Agreement and disagreement with the previous studies

Kim et al. studied the dural sealant in various procedures in neurosurgery; they found that using it was effective in the prevention of CSF fistula.[17] Nakamura et al. conducted a randomized controlled trial for using dural sealants in spine surgery; they observed a different outcome between as regard drainage fluid between controlled and studied groups.[19] Kim et al. studied the usage of sealants against the standard of care in case of spinal CSF leakage intraoperative; they found that superior results with dural sealants over traditional methods with no neurological injury can be attributed to it.[17] Wright et al. conducted a randomized controlled trial to study the incidence of CSF leakage after unintended durotomies; they found that dural sealants were superior to standard of care techniques for closing dural defects after Valsalva trials.[35] Watertight closure was a primary goal in Boogaarts et al. study;[3] they found a marvellous reduction in CSF leakage (100%) with no undesired effects in cranial surgery. The same results were achieved by Cosgrove et al.[5] when compared to dural sealants with traditional dural closure in cranial surgeries. Nishimura et al. studied the application of dura seal in a specific type of cranial surgeries (bypass surgery).

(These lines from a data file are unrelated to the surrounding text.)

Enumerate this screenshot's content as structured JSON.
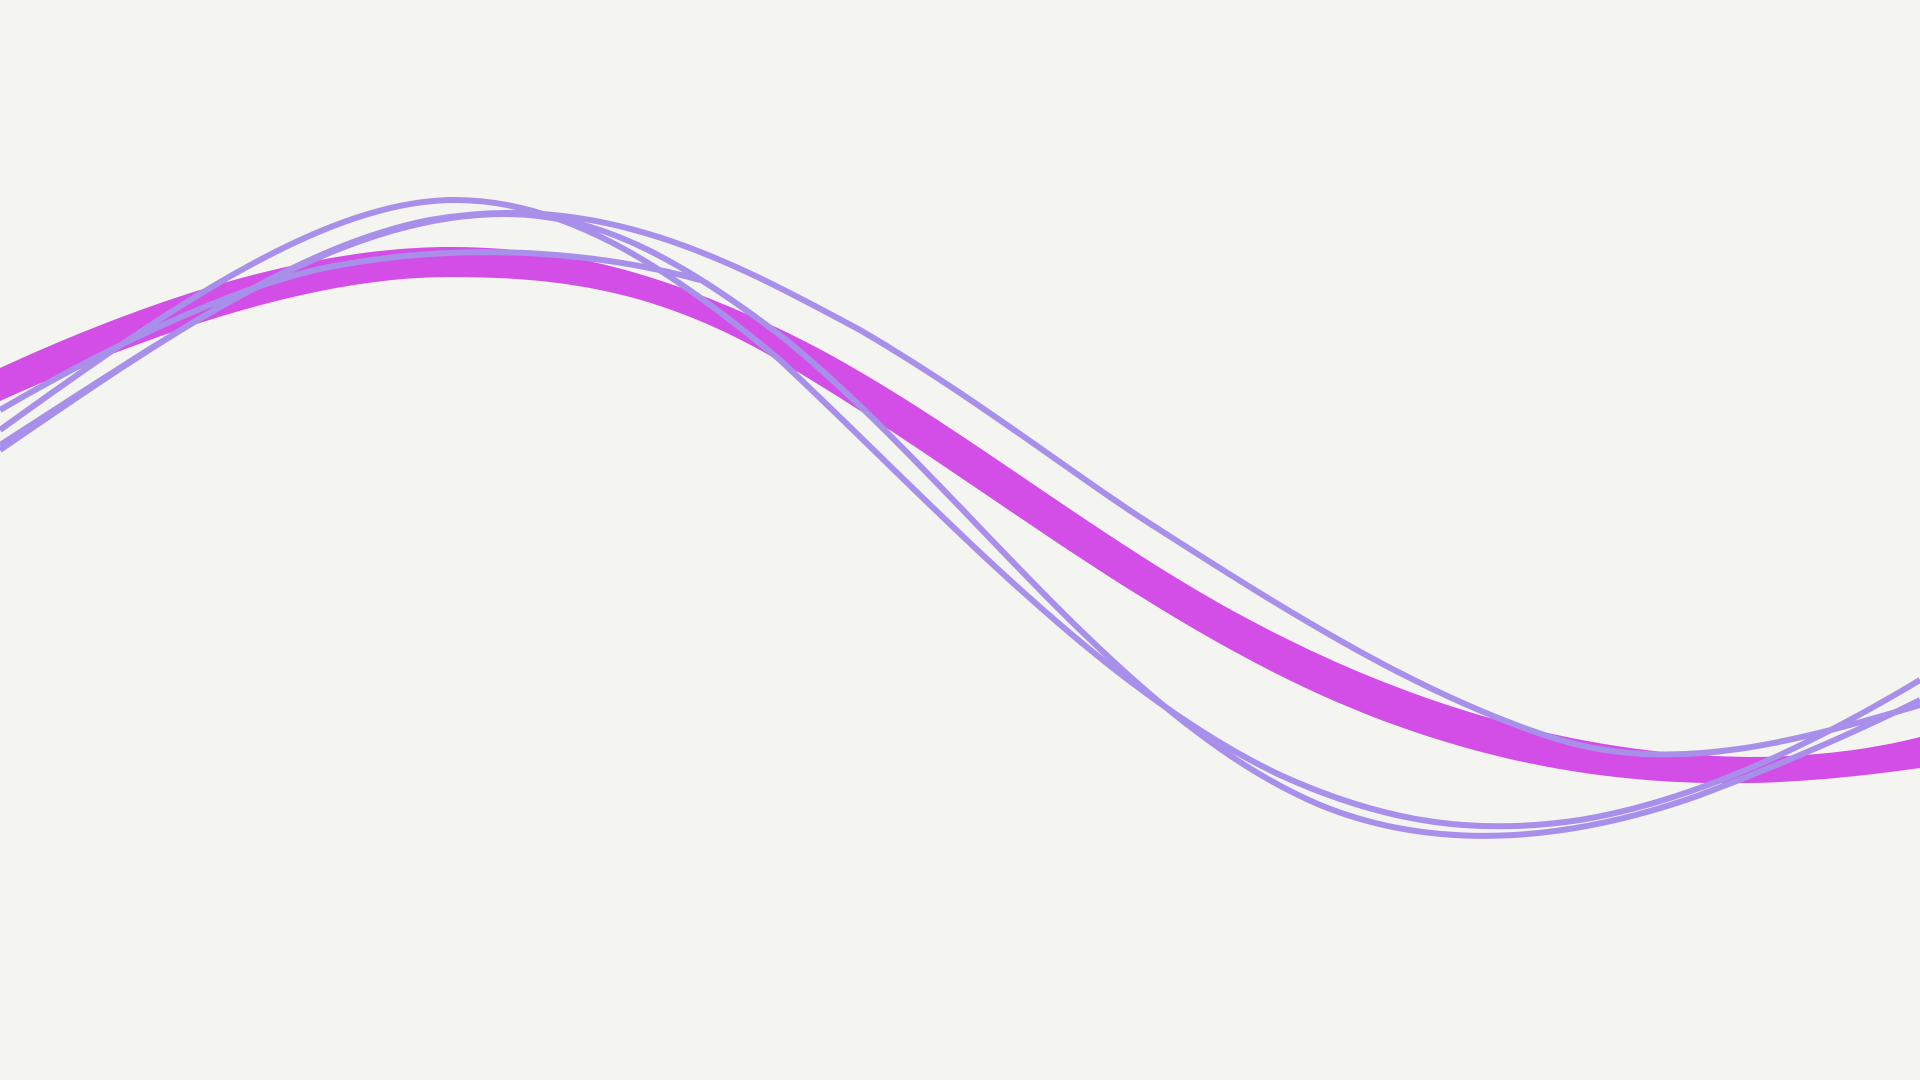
{
  "scene": {
    "background_color": "#f4f5f1",
    "wave_color_magenta": "#d24ee6",
    "wave_color_lavender": "#a890ea",
    "shapes": [
      "magenta-band",
      "lavender-wave-1",
      "lavender-wave-2",
      "lavender-wave-3",
      "lavender-wave-4"
    ]
  }
}
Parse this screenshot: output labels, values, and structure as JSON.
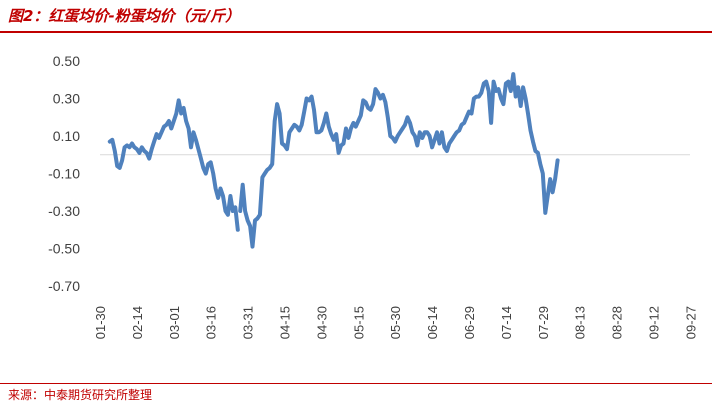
{
  "header": {
    "title": "图2：红蛋均价-粉蛋均价（元/斤）"
  },
  "footer": {
    "source": "来源：中泰期货研究所整理"
  },
  "chart_data": {
    "type": "line",
    "title": "图2：红蛋均价-粉蛋均价（元/斤）",
    "xlabel": "",
    "ylabel": "",
    "ylim": [
      -0.7,
      0.5
    ],
    "yticks": [
      "0.50",
      "0.30",
      "0.10",
      "-0.10",
      "-0.30",
      "-0.50",
      "-0.70"
    ],
    "ytick_values": [
      0.5,
      0.3,
      0.1,
      -0.1,
      -0.3,
      -0.5,
      -0.7
    ],
    "xticks": [
      "01-30",
      "02-14",
      "03-01",
      "03-16",
      "03-31",
      "04-15",
      "04-30",
      "05-15",
      "05-30",
      "06-14",
      "06-29",
      "07-14",
      "07-29",
      "08-13",
      "08-28",
      "09-12",
      "09-27"
    ],
    "x_start_day": 30,
    "series_color": "#4f81bd",
    "grid": false,
    "series": [
      {
        "segments": [
          [
            [
              34,
              0.07
            ],
            [
              35,
              0.08
            ],
            [
              36,
              0.02
            ],
            [
              37,
              -0.06
            ],
            [
              38,
              -0.07
            ],
            [
              39,
              -0.03
            ],
            [
              40,
              0.04
            ],
            [
              41,
              0.05
            ],
            [
              42,
              0.04
            ],
            [
              43,
              0.06
            ],
            [
              44,
              0.04
            ],
            [
              45,
              0.03
            ],
            [
              46,
              0.01
            ],
            [
              47,
              0.04
            ],
            [
              48,
              0.02
            ],
            [
              49,
              0.01
            ],
            [
              50,
              -0.02
            ],
            [
              51,
              0.03
            ],
            [
              52,
              0.07
            ],
            [
              53,
              0.11
            ],
            [
              54,
              0.09
            ],
            [
              55,
              0.12
            ],
            [
              56,
              0.15
            ],
            [
              57,
              0.16
            ],
            [
              58,
              0.18
            ],
            [
              59,
              0.14
            ],
            [
              60,
              0.18
            ],
            [
              61,
              0.22
            ],
            [
              62,
              0.29
            ],
            [
              63,
              0.22
            ],
            [
              64,
              0.25
            ],
            [
              65,
              0.18
            ],
            [
              66,
              0.14
            ],
            [
              67,
              0.04
            ],
            [
              68,
              0.12
            ],
            [
              69,
              0.08
            ],
            [
              70,
              0.03
            ],
            [
              71,
              -0.02
            ],
            [
              72,
              -0.07
            ],
            [
              73,
              -0.1
            ],
            [
              74,
              -0.05
            ],
            [
              75,
              -0.04
            ],
            [
              76,
              -0.1
            ],
            [
              77,
              -0.18
            ],
            [
              78,
              -0.23
            ],
            [
              79,
              -0.18
            ],
            [
              80,
              -0.22
            ],
            [
              81,
              -0.3
            ],
            [
              82,
              -0.32
            ],
            [
              83,
              -0.22
            ],
            [
              84,
              -0.3
            ],
            [
              85,
              -0.28
            ],
            [
              86,
              -0.4
            ]
          ],
          [
            [
              87,
              -0.3
            ],
            [
              88,
              -0.16
            ],
            [
              89,
              -0.3
            ],
            [
              90,
              -0.35
            ],
            [
              91,
              -0.38
            ],
            [
              92,
              -0.49
            ],
            [
              93,
              -0.35
            ],
            [
              94,
              -0.34
            ],
            [
              95,
              -0.32
            ],
            [
              96,
              -0.12
            ],
            [
              97,
              -0.1
            ],
            [
              98,
              -0.08
            ],
            [
              99,
              -0.07
            ],
            [
              100,
              -0.05
            ],
            [
              101,
              0.18
            ],
            [
              102,
              0.27
            ],
            [
              103,
              0.22
            ],
            [
              104,
              0.06
            ],
            [
              105,
              0.05
            ],
            [
              106,
              0.03
            ],
            [
              107,
              0.12
            ],
            [
              108,
              0.14
            ],
            [
              109,
              0.16
            ],
            [
              110,
              0.15
            ],
            [
              111,
              0.13
            ],
            [
              112,
              0.16
            ],
            [
              113,
              0.23
            ],
            [
              114,
              0.3
            ],
            [
              115,
              0.29
            ],
            [
              116,
              0.31
            ],
            [
              117,
              0.24
            ],
            [
              118,
              0.12
            ],
            [
              119,
              0.12
            ],
            [
              120,
              0.13
            ],
            [
              121,
              0.17
            ],
            [
              122,
              0.22
            ],
            [
              123,
              0.15
            ],
            [
              124,
              0.11
            ],
            [
              125,
              0.08
            ],
            [
              126,
              0.11
            ],
            [
              127,
              0.01
            ],
            [
              128,
              0.05
            ],
            [
              129,
              0.06
            ],
            [
              130,
              0.14
            ],
            [
              131,
              0.09
            ],
            [
              132,
              0.14
            ],
            [
              133,
              0.17
            ],
            [
              134,
              0.15
            ],
            [
              135,
              0.18
            ],
            [
              136,
              0.21
            ],
            [
              137,
              0.29
            ],
            [
              138,
              0.28
            ],
            [
              139,
              0.25
            ],
            [
              140,
              0.24
            ],
            [
              141,
              0.27
            ],
            [
              142,
              0.35
            ],
            [
              143,
              0.33
            ],
            [
              144,
              0.3
            ],
            [
              145,
              0.32
            ],
            [
              146,
              0.28
            ],
            [
              147,
              0.2
            ],
            [
              148,
              0.1
            ],
            [
              149,
              0.09
            ],
            [
              150,
              0.07
            ],
            [
              151,
              0.1
            ],
            [
              152,
              0.12
            ],
            [
              153,
              0.14
            ],
            [
              154,
              0.16
            ],
            [
              155,
              0.2
            ],
            [
              156,
              0.17
            ],
            [
              157,
              0.12
            ],
            [
              158,
              0.1
            ],
            [
              159,
              0.05
            ],
            [
              160,
              0.12
            ],
            [
              161,
              0.09
            ],
            [
              162,
              0.12
            ],
            [
              163,
              0.12
            ],
            [
              164,
              0.1
            ],
            [
              165,
              0.04
            ],
            [
              166,
              0.08
            ],
            [
              167,
              0.12
            ],
            [
              168,
              0.06
            ],
            [
              169,
              0.12
            ],
            [
              170,
              0.04
            ],
            [
              171,
              0.02
            ],
            [
              172,
              0.06
            ],
            [
              173,
              0.08
            ],
            [
              174,
              0.1
            ],
            [
              175,
              0.12
            ],
            [
              176,
              0.13
            ],
            [
              177,
              0.16
            ],
            [
              178,
              0.17
            ],
            [
              179,
              0.2
            ],
            [
              180,
              0.23
            ],
            [
              181,
              0.22
            ],
            [
              182,
              0.3
            ],
            [
              183,
              0.31
            ],
            [
              184,
              0.31
            ],
            [
              185,
              0.33
            ],
            [
              186,
              0.38
            ],
            [
              187,
              0.39
            ],
            [
              188,
              0.34
            ],
            [
              189,
              0.17
            ],
            [
              190,
              0.39
            ],
            [
              191,
              0.34
            ],
            [
              192,
              0.35
            ],
            [
              193,
              0.3
            ],
            [
              194,
              0.27
            ],
            [
              195,
              0.38
            ],
            [
              196,
              0.39
            ],
            [
              197,
              0.34
            ],
            [
              198,
              0.43
            ],
            [
              199,
              0.31
            ],
            [
              200,
              0.36
            ],
            [
              201,
              0.26
            ],
            [
              202,
              0.36
            ],
            [
              203,
              0.3
            ],
            [
              204,
              0.22
            ],
            [
              205,
              0.13
            ],
            [
              206,
              0.07
            ],
            [
              207,
              0.02
            ],
            [
              208,
              0.01
            ],
            [
              209,
              -0.05
            ],
            [
              210,
              -0.1
            ],
            [
              211,
              -0.31
            ],
            [
              212,
              -0.22
            ],
            [
              213,
              -0.13
            ],
            [
              214,
              -0.2
            ],
            [
              215,
              -0.13
            ],
            [
              216,
              -0.03
            ]
          ]
        ]
      }
    ]
  }
}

They found that easy and effective sealing of the field was achieved by the dura seal.[21] Only 2/24 patients developed subcutaneous CSF fistula later on. The usage of the dura seal gave no negative effects on the patency of the anastomosis. Takumi et al. designated a prospective study but in functional neurosurgery (deep brain stimulation) to assess CSF leakage and brain shifting after DBS in a controlled trial. They found that the application of such material reduces CSF leakage and brain shifting to a minimum if compared to traditional methods. In the skull base surgery field, this material has been studied heavily by George et al.[11] Up to date, it is the largest trial conducted in this field, with 726 patients who underwent skull base surgery were enrolled and randomized into classic control and study groups. They found CSF leakage events in 25 (6.9%) patients versus 30 (8.2%) current practice patients with no statistically significant difference (odds ratio: 0.82; 95% CI: 0.47, 1.43; P = 0.485). Despite its safety, easy method of application, and low rate of CSF leakage, George et al. found that both treatments were well tolerated with similar frequency of adverse events.

Osbun et al. conducted a randomized controlled trial used the same material in cranial surgeries in a group (n = 120) against the traditional method group (n = 117).[22] In the dural sealant group, the incidence of neurosurgical complications was 5.8% (n = 7), the incidence of surgical site infections was 1.7% (n = 2), and the incidence of CSF leak was 0.8% (n = 1). In the control group, the incidence of neurosurgical complications was 7.7% (n = 9), the incidence of surgical site infection was 2.6% (n = 3), and the incidence of CSF leak was 1.7% (n = 2). Hutter et al. studied the factors responsible for CSF leakage in elective cranial surgeries.[15] They found several factors responsible for CSF leakage and observed that cases treated with dura sealant showed a minimum amount of leakage if compared to others.

In contrast, a different outcome was achieved by Green et al.[12] Green et al. conducted a multicenter cohort study to assess the safety and effectiveness of dural sealant in cranial surgeries. Safety was assessed to 30 days postsurgery, including the incidence of CSF leakage. No deaths or unexpected serious adverse drug reactions were reported. CSF leakage within 30 days postoperatively was 2.2% and 2.0% in study and control groups, respectively.

Tew et al. conducted a large cohort study that included 17 centers to study the effectiveness of dural sealant versus traditional methods of dural closure in cranial surgeries.[32]

CONCLUSION AND RECOMMENDATIONS

Dura seal material is an acceptable adjuvant for dural closure when the integrity of the dura is in question. However, marketing it as a factor for the prevention of surgical site infection is not scientifically proved. We suggest that, for neurosurgeons, using the dural sealants are highly recommended for duraplasty, skull base approaches, and in keyhole approaches.